DILEMA DAN RISIKO PENGULANGAN EBTANAS

Ki Supriyoko

Abstract


       Kebocoran Ebtanas tahun ini  nampaknya membawa  "buntut" yang kurang sedap. Kebijakan dari departemen pendidikan nasional untuk mengulang ujian  bagi siswa yang diyakini mendapat bocoran ternyata menimbulkan rasa ketidakenakan bagi sivitas sekolah; baik para guru  maupun siswanya.  Lebih daripada itu  orang tua siswa pun ikut merasa malu; khususnya bagi orang tua yang anaknya di-masukkan dalam kategori mendapat bocoran.

       Seperti diketahui pelaksanaan Ebtanas SMU tahun ini terjadi kebocoran di wilayah DKI Jakarta.  Sebagian siswa diyakini dengan sengaja atau tidak sengaja,  lebih tepatnya secara aktif atau pasif, mendapatkan bocoran soal  dan/atau kunci jawaban Ebtanas terlebih dahulu sebelum ujian dilaksanakan. Sedangkan sebagian siswa yang lainnya diyakini tidak mendapat bocoran soal dan/atau kunci jawab-an seperti yang dimaksud.

       Atas peristiwa tersebut departemen pendidikan nasional yang dalam hal ini sebagai penyelenggara Ebtanas mengambil kebijakan untuk segera melaksanakan ujian ulangan  khusus bagi siswa yang diyakini (= dicurigai?) mendapatkan bocoran.  Prakteknya; kalau di dalam satu sekolah semua siswanya diyakini mendapat bocoran maka seluruh siswa sekolah itu diwajibkan mengikuti ujian ulangan. Dan, sebaliknya kalau dalam satu sekolah semua siswanya  diyakini tidak mendapat bocoran maka seluruh siswa sekolah tersebut tidak diikutkan dalam ujian ulangan. Bila sebagian siswa dari suatu sekolah diyakini ada yang mendapat bocoran  maka hanya siswa itulah yang wajib mengikuti ujian ulangan;  sementara siswa yang lainnya bebas dari kewajiban tersebut.
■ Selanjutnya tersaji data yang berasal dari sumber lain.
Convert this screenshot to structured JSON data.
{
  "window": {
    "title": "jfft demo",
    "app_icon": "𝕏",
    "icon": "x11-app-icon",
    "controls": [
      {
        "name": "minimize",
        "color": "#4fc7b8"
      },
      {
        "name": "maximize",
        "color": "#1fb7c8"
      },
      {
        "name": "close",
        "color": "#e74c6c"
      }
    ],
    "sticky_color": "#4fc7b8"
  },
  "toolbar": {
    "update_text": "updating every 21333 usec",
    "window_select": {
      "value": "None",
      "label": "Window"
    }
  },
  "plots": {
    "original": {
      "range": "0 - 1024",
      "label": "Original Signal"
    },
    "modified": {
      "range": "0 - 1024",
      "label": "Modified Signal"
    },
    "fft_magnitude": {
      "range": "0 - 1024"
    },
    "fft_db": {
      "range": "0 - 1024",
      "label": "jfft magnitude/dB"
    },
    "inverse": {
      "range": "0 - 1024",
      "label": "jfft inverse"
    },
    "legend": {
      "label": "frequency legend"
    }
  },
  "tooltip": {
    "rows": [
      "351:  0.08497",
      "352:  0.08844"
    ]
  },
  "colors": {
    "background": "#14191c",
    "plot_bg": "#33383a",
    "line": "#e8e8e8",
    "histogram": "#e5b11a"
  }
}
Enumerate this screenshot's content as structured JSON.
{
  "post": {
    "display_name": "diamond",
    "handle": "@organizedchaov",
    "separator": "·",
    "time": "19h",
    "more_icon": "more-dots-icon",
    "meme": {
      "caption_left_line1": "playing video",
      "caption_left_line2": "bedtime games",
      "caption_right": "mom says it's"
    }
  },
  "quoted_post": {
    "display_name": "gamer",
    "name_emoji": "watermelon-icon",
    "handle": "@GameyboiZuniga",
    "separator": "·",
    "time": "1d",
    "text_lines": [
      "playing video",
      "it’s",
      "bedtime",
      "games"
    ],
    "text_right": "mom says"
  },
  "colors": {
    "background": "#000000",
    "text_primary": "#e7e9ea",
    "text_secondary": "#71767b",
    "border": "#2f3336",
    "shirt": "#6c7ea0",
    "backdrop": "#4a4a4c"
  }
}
       Untuk menentukan seorang siswa  diyakini mendapat bocoran soal dan/atau jawaban Ebtanas atau tidak, dilakukan dengan mem-bandingkan nilai siswa.  Siswa yang nilai hariannya jelek kemudian nilai Ebtanasnya (sangat) tinggi maka diyakini mereka telah mendapat bocoran soal terlebih dahulu.